Risks and benefits of early detection
Tracking behavioral changes that occur with MBI can help doctors identify patients who are at high risk for developing dementia. It can also provide answers to caregivers and family members who are confused by alterations in a loved one’s personality.
Often people closest to dementia patients are the first to notice early warning signs, but they aren’t aware of what they signify. Using the checklist can provide answers and allow doctors to suggest medication or lifestyle modifications that could help manage some of the symptoms.
Is the test too broad?
The type of early detection that the MBI checklist provides is not without controversy in the medical community. Some doctors and researchers believe that diagnosing mild behavioral impairment can put patients, caregivers, and insurance companies on high alert for dementia that may never actually develop.
Kenneth Langa, MD, PhD, a professor of internal medicine at the University of Michigan, is one of the wary ones. “There’s the potential benefit of... identifying people more likely to decline,” Langa told The New York Times. “The flip side is overdiagnosis, labeling someone and getting people in the clinical cascade, where you start doing the test and people start doing more brain imaging and being at the doctor’s more and getting more concerned.”
That could be especially frustrating for some families, as there is no cure for Alzheimer’s and other forms of dementia.

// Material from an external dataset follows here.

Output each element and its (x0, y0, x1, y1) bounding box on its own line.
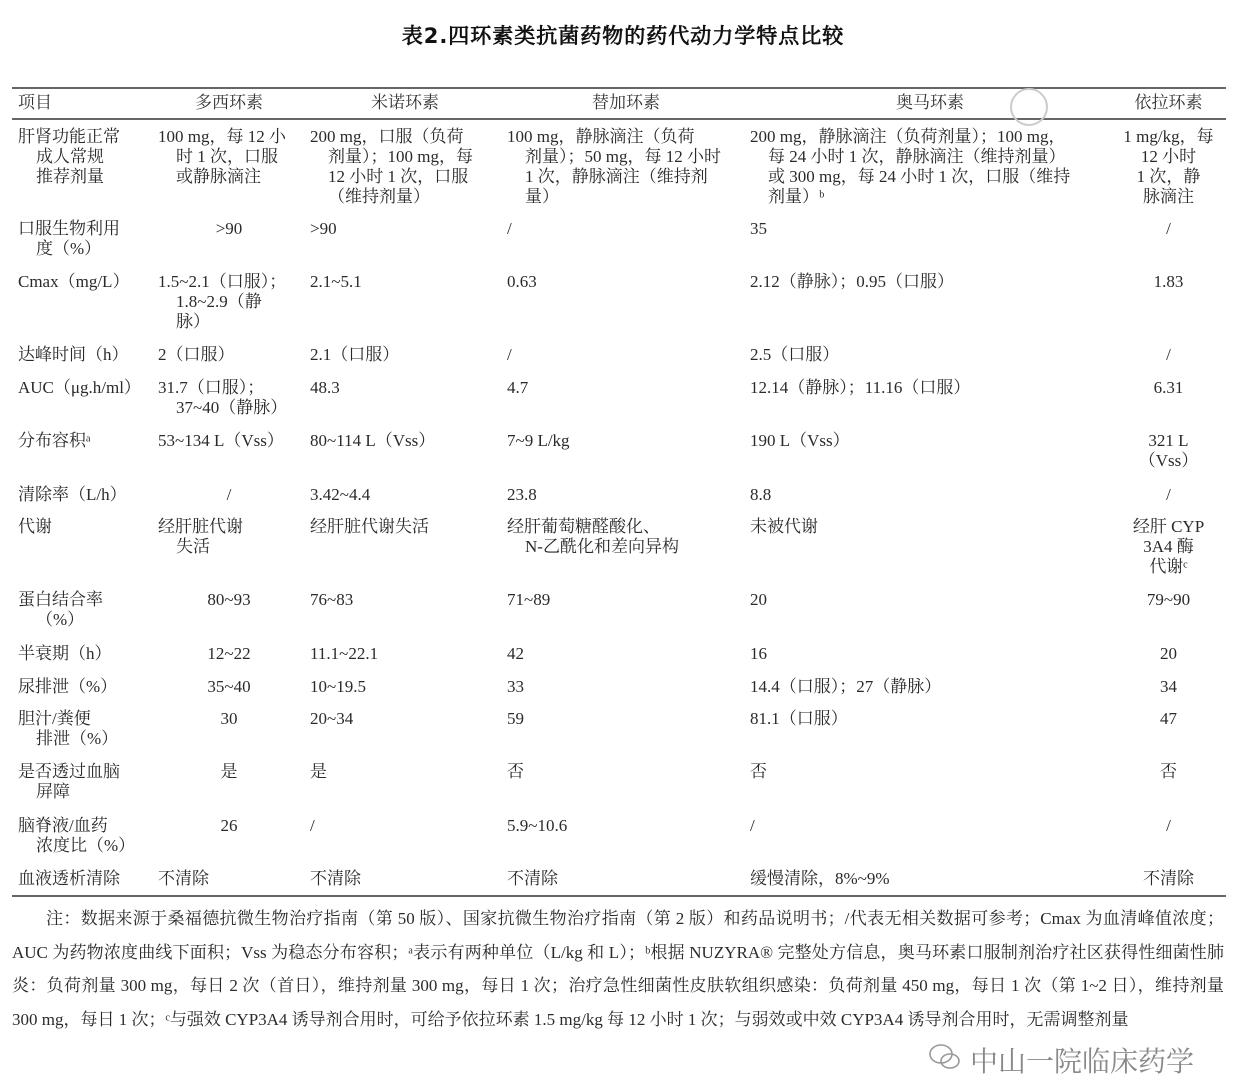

Zahinoor Ismail, MD, one of the doctors who developed the checklist, believes that identifying instances of mild behavioral impairment can only help. By providing a new way of evaluating neuropsychiatric symptoms, or NPS, the checklist does more than just help doctors diagnose their patients.
"[The checklist] is significant not only clinically, but also in research,” Ismail said. “From a research perspective, the scale may prove to be usable in... observational studies to help assess the impact of NPS in older adults."
Those studies could help researchers make new advances in not only treating but also curing dementia.